The Brainstorm Project

It took only a few days: Less than a week after traveling to Indiana to start the next chapter of my education last Fall, I felt the urge to Brainstorm.  I had discovered a glaring inefficiency in the way students had to keep schedules at the Kelley School: Class schedules, which varied week by week for first-year students, were posted to an internal web site with no export capability.  That meant 211 students had to manually enter the same 14 class sessions into their Outlook calendars each and every week.  My workaround solution was quite simple - I gathered an email list of everyone in my class and sent Outlook invites to them - but many class members did not want to participate and others wanted to build off of my solution.  Without a forum to talk about the problem or the solution, we defaulted to giant email threads that clogged everyone's inboxes.  What's more, school administration was left in the dark.
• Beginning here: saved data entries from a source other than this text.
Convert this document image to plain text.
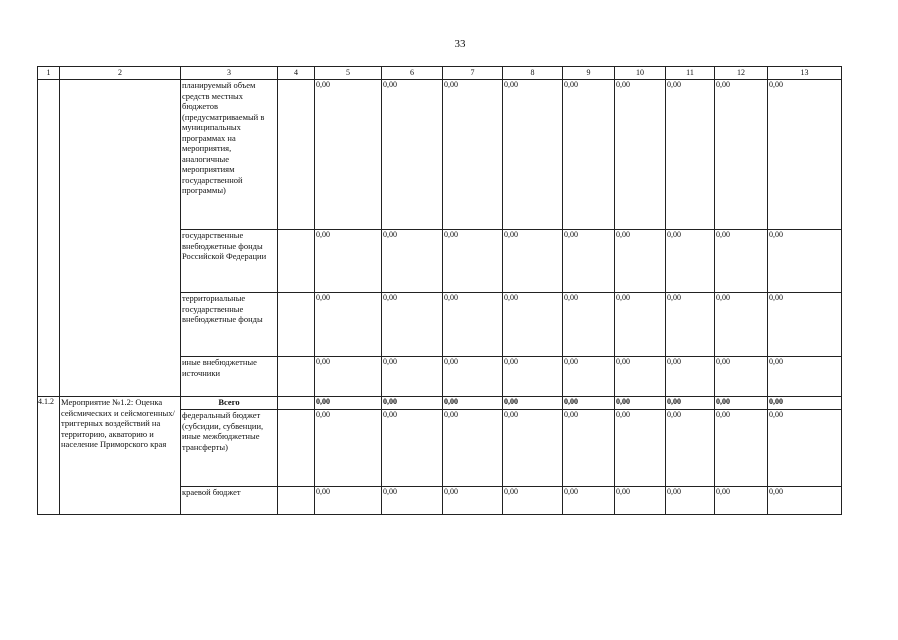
33
1	2	3	4	5	6	7	8	9	10	11	12	13
		планируемый объем средств местных бюджетов (предусматриваемый в муниципальных программах на мероприятия, аналогичные мероприятиям государственной программы)		0,00	0,00	0,00	0,00	0,00	0,00	0,00	0,00	0,00
		государственные внебюджетные фонды Российской Федерации		0,00	0,00	0,00	0,00	0,00	0,00	0,00	0,00	0,00
		территориальные государственные внебюджетные фонды		0,00	0,00	0,00	0,00	0,00	0,00	0,00	0,00	0,00
		иные внебюджетные источники		0,00	0,00	0,00	0,00	0,00	0,00	0,00	0,00	0,00
4.1.2	Мероприятие №1.2: Оценка сейсмических и сейсмогенных/триггерных воздействий на территорию, акваторию и население Приморского края	Всего		0,00	0,00	0,00	0,00	0,00	0,00	0,00	0,00	0,00
		федеральный бюджет (субсидии, субвенции, иные межбюджетные трансферты)		0,00	0,00	0,00	0,00	0,00	0,00	0,00	0,00	0,00
		краевой бюджет		0,00	0,00	0,00	0,00	0,00	0,00	0,00	0,00	0,00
Brainstorming would have made this problem and solution much more manageable and clean.  And by the verb "Brainstorming," I mean utilizing Intuit Brainstorm, an idea-sharing social network developed by my professional alma mater.  The tool allows employees to post ideas for new products, new services, ways to streamline operations, and anything else to improve the business.  Everyone in the organization can comment on ideas, post documents and demo videos, and form teams to push ideas forward.  I took the tool for granted while at Intuit, where I worked on ideas ranging from efficient use of office space to a mobile app that we ended up launching in the Android Market.

On top of needing a place to discuss ideas for improving classes, organization, career searches, etc., I also see a huge need at Kelley for a place for entrepreneurially-minded students to discuss venture ideas.  While we have the weekly Napkin Club meetings, there is no forum for continuing to move ideas beyond the napkins, not to mention no forum for communicating promising ideas outside of the group that attends club meetings.  While the Kelley School is truly a leader in the academic side of innovation and entrepreneurship, there is a lot of opportunity in moving the needle on practical applications.  Thus I have decided to bring Intuit Brainstorm to Kelley.

The Brainstorm Project, spearheaded by the Graduate Entrepreneur Club and supported by faculty all the way to the Dean's office, will kick off at the IDEA Competition, an annual campus-wide business plan competition.  It may usher in a new age of creativity at the nation's premier public university in entrepreneurship & corporate innovation, or at the very least, it will give student ideas a tangible home.